NonProfit PRO, which has a magazine, website and daily e-newsletter, called its study a one-of-a-kind look at nonprofit leadership. A survey about leadership strategies was sent in December to its audience to discover how nonprofit leadership teams are managing daily business operations. About 480 surveys were completed. Twenty-six percent of respondents work in human service nonprofits.

Representatives from arts, culture and humanities represented 13 percent and those in education nonprofits represented another 13 percent.

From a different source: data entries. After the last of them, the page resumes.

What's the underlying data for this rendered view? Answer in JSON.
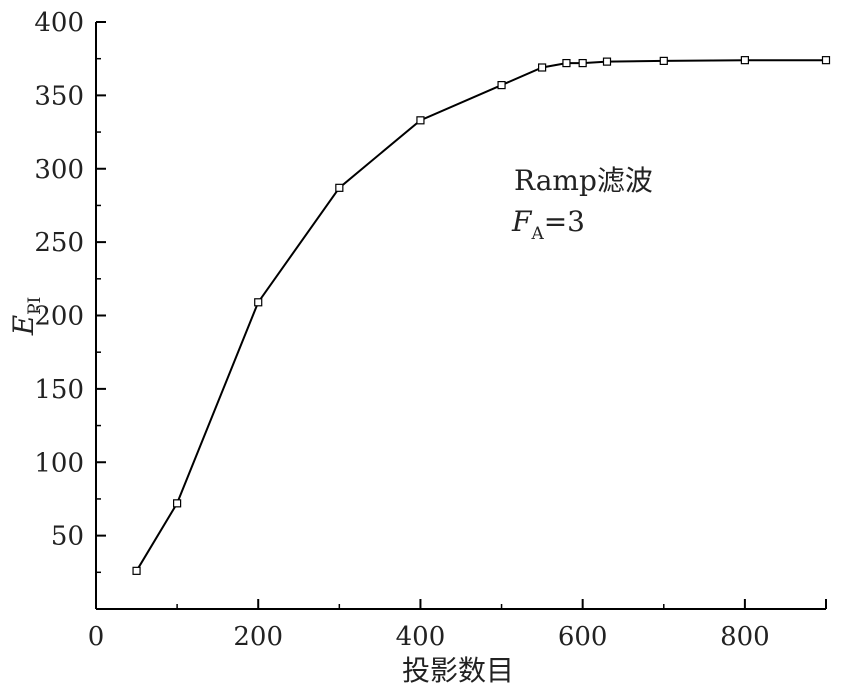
{
  "chart_data": {
    "type": "line",
    "title": "",
    "xlabel": "投影数目",
    "ylabel": {
      "main": "E",
      "sub": "PI"
    },
    "xlim": [
      0,
      900
    ],
    "ylim": [
      0,
      400
    ],
    "x_ticks": [
      0,
      200,
      400,
      600,
      800
    ],
    "y_ticks": [
      50,
      100,
      150,
      200,
      250,
      300,
      350,
      400
    ],
    "grid": false,
    "legend": "none",
    "series": [
      {
        "x": [
          50,
          100,
          200,
          300,
          400,
          500,
          550,
          580,
          600,
          630,
          700,
          800,
          900
        ],
        "y": [
          26,
          72,
          209,
          287,
          333,
          357,
          369,
          372,
          372,
          373,
          373.5,
          374,
          374
        ]
      }
    ],
    "annotation": {
      "line1": "Ramp滤波",
      "line2_main": "F",
      "line2_sub": "A",
      "line2_rest": "=3"
    }
  },
  "colors": {
    "line": "#000000",
    "marker_fill": "#ffffff",
    "axis": "#000000"
  }
}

Smaller responses came from areas including religion/faith-based – 7 percent; and youth development – 5 percent.

Based on survey results, 72 percent of nonprofits struggle with making sure board members are actively fundraising and/or keeping them motivated to do so.

The study went on to suggest that organizations consider background checks on potential board members to discover their previous fundraising success.

The survey also showed 53 percent of nonprofits struggle with finding “quality board members who are passionate about the nonprofit's cause” and 52 percent struggle with establishing clear roles and expectations for each board member.

“Being in charge of a nonprofit's day-to-day operations is no easy feat,” the study said. “Whether you are president, CEO, chief development officer or even a board member, being a part of a successful operation takes dedication, patience, perseverance, teamwork and – quite often in the nonprofit space – resilience.”

Success, though, can be a relative term, the study noted. But finances in every aspect seemed to be part of the core of challenges.

Sixty-two percent of respondents cited lack of resources as a challenge and 45 percent cited donor acquisition. Staff turnover was noted by 37 percent of respondents. Just 25 percent of respondents, however, said they instituted staff management processes for better project management for when turnover occurs.